The Cavs and Warriors, in turn, have to defend DeRozan, who is leading the league in scoring, averaging 34 points a game – almost 10 points above his career-high from last season. He has scored 30 or more points in eight of Toronto's first nine games, and if he manages another 30-plus night against Cleveland to make it nine of 10, he will become the first player to rattle off such a streak since the prodigious Wilt Chamberlain at the start of the 1962-63 season.

On Monday, the league rewarded DeRozan for his efforts, naming him the Eastern Conference player of the week. The last time a member of the Raptors sat atop the league's scoring leader's table was Vince Carter early in the 2003-04 season.

DeRozan has been successful because, plain and simple, he is making shots from all over the court. Overall, DeRozan is hitting on 52.8 per cent of his shots this season, a marked improvement over his 44.6-per-cent rate of a season ago.

And from mid-range – anywhere from 10 to 14 feet from the basket – he has been deadly, connecting on 59.1 per cent of his shots. It doesn't seem to matter if a defender has hands in his face and is generally harassing him. The shots are still falling, especially late in the games when teams turn to their best players to lead them to victory.

"The game has slowed down," Casey said when describing DeRozan's offensive proficiency. "He doesn't get rattled. At that time of the game, teams tend to get more physical and grab and hold and bump, and he just brushes it off now. That's the difference I see in DeMar now.

"He is mature. He's a man now as opposed to a kid getting beat up in those situations and the officials respect him now whereas three or four years ago they probably would let the veterans get away with a lot of stuff. The game has slowed down for him and I see that as being the biggest change for him."

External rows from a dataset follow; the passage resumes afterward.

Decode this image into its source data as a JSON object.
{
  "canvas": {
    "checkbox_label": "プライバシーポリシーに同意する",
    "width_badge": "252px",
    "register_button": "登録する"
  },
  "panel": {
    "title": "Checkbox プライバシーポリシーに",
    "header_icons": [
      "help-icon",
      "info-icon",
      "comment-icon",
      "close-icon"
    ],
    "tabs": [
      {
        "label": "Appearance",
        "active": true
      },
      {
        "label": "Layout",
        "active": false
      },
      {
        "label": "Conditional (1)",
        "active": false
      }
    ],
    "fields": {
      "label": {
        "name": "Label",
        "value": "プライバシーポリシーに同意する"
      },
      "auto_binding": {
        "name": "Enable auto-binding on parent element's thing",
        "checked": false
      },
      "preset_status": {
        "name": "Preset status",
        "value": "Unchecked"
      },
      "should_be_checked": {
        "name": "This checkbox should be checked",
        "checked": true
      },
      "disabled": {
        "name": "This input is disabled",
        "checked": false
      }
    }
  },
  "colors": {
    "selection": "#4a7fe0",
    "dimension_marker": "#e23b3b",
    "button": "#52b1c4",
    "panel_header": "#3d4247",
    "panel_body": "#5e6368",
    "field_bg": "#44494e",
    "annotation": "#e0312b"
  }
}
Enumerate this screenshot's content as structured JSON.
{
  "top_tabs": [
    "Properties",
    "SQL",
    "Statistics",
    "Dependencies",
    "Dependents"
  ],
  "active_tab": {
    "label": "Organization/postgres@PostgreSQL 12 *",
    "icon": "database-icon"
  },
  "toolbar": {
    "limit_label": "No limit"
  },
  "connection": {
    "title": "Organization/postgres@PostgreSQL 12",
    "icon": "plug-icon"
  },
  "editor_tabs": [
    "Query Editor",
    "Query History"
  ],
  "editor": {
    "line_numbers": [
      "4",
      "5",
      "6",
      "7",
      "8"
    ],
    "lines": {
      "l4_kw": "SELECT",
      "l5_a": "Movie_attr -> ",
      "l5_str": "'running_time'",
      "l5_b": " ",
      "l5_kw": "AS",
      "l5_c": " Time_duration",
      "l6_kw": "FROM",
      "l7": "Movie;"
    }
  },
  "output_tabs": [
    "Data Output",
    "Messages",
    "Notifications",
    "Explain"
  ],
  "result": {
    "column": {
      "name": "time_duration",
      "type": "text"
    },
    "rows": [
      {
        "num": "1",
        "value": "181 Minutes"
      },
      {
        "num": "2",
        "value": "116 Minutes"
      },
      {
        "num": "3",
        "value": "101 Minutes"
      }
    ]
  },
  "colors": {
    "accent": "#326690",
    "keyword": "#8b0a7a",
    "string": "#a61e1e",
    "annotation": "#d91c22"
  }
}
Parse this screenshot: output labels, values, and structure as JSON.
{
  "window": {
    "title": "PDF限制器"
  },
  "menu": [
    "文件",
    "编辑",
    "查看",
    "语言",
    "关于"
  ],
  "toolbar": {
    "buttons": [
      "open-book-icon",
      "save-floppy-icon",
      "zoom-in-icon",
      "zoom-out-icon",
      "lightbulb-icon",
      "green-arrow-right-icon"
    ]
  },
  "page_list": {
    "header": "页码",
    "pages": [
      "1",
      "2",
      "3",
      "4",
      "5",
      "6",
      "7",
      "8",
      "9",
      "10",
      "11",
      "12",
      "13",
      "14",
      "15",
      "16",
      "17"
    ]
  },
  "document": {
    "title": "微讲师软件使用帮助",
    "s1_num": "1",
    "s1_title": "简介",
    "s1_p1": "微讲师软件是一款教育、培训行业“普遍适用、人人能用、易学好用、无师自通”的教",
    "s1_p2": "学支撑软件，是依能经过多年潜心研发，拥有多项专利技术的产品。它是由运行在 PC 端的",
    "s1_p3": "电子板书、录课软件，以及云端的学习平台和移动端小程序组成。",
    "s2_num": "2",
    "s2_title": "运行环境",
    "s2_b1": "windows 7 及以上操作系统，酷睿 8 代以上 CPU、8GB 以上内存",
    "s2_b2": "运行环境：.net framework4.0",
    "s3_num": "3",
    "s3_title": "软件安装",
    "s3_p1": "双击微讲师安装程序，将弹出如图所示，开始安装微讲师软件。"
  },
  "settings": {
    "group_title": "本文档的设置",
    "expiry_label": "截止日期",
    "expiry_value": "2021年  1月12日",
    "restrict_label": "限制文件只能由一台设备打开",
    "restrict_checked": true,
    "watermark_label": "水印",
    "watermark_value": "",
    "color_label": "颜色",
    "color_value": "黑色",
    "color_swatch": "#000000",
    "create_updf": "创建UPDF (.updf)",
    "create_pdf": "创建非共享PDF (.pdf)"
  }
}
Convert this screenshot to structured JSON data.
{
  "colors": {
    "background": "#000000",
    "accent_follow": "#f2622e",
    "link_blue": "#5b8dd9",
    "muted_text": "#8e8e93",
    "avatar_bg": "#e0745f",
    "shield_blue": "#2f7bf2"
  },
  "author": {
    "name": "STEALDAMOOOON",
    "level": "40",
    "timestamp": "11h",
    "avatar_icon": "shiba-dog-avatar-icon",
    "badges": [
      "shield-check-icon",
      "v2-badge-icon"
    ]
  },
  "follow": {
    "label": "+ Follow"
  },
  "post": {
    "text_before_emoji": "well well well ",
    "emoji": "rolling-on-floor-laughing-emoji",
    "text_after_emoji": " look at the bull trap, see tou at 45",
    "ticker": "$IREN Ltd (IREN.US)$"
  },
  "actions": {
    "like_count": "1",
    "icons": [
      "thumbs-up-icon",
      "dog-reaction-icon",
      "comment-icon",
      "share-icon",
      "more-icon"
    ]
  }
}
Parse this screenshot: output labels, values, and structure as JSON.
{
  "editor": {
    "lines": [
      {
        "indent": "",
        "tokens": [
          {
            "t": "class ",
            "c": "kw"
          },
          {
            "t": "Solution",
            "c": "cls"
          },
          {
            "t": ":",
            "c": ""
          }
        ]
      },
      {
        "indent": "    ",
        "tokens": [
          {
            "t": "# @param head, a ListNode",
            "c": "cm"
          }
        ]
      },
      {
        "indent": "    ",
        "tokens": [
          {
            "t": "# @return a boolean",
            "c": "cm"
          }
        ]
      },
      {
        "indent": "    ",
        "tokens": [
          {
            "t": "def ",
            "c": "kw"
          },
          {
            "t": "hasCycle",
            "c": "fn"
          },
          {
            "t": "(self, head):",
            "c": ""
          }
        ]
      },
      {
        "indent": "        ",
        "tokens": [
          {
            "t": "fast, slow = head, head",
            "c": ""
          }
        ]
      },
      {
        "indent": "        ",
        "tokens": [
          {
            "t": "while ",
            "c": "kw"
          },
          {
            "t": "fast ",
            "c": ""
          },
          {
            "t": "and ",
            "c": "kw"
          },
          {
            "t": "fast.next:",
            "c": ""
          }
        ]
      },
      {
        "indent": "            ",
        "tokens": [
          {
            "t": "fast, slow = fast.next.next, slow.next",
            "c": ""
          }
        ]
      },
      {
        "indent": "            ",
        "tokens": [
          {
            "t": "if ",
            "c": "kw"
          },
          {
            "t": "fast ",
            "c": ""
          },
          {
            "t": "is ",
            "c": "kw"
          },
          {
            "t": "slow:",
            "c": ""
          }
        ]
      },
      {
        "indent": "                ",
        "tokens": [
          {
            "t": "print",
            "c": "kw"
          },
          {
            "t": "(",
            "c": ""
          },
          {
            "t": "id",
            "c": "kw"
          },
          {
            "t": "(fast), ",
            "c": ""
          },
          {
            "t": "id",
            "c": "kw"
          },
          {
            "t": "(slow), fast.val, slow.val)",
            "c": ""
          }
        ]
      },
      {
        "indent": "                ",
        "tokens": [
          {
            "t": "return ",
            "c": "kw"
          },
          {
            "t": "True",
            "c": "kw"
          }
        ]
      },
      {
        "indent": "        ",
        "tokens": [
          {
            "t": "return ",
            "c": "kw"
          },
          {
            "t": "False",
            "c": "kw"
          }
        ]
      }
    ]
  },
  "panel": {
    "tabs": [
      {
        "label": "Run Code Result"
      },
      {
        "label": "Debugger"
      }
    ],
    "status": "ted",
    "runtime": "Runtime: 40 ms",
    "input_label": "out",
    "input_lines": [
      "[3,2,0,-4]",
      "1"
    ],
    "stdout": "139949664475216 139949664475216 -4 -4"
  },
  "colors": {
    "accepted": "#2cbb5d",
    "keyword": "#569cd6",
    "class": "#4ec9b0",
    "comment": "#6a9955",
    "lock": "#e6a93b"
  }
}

"It's like Neo in The Matrix," DeRozan said of the movie character who has the ability to dodge bullets, as if they're coming at him in slow motion.

"Like I said, I watch so much [game] film, I study so much – every angle, every defensive coverage, every opponent – even on nights before games – understanding if there's going to be a big guy or a smaller guy on me. Just really getting mentally prepared that way just sets it all differently when I go out there and play."

Powell often has to guard DeRozan at practice, and he is amazed at his teammate's ability to clear enough space on the floor to launch a shot. He said he hopes some of DeRozan's act will rub off on him.

"He knows where his spots are, he knows where his shots are coming from," Powell said. "He knows as long as he gets to his spots, it's like a workout for him. It's routine."

"I'm just asking him, picking his brain on how he's reading the defence, how he's seeing these gaps, so when I'm in those similar situations, I can see it the way he sees it, the way the game slows down," Powell added. "It's all about learning and improving, and I'm learning from one of the best scorers in the league, the top scorer in the league right now."